Today, President Obama visited Pittsburgh, Pennsylvania where he toured Carnegie Mellon University’s National Robotics Engineering Center (NREC) and delivered remarks to 150 leading manufacturing CEOs, university presidents, CMU students and faculty, senior leaders from federal agencies and a broad range of employers involved in manufacturing.
In his remarks he announced the launch of the Advanced Manufacturing Partnership (AMP), a national effort that brings together industry, universities and the federal government to invest in emerging technologies that will create high quality manufacturing jobs and enhance our global competitiveness.
We’ve launched an all-hands-on-deck effort betweenour brightest academic minds, some of our boldest business leaders, and our most dedicated public servants from science and technology agencies, all with one big goal, and that is a renaissance of American manufacturing.

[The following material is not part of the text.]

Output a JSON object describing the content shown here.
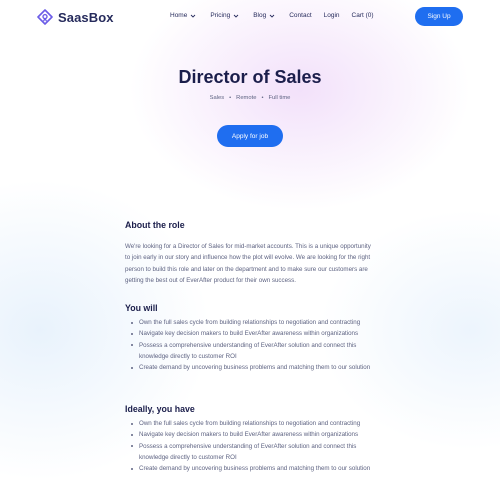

Throughout our history, our greatest breakthroughs have often come from partnerships just like this one. American innovation has always been sparked by individual scientists and entrepreneurs, often at universities like Carnegie Mellon or Georgia Tech or Berkeley or Stanford. But a lot of companies don’t invest in early ideas because it won’t pay off right away. And that’s where government can step in. That’s how we ended up with some of the world-changing innovations that fueled our growth and prosperity and created countless jobs — the mobile phone, the Internet, GPS, more than 150 drugs and vaccines over the last 40 years was all because we were able to, in strategic ways, bring people together and make some critical investments.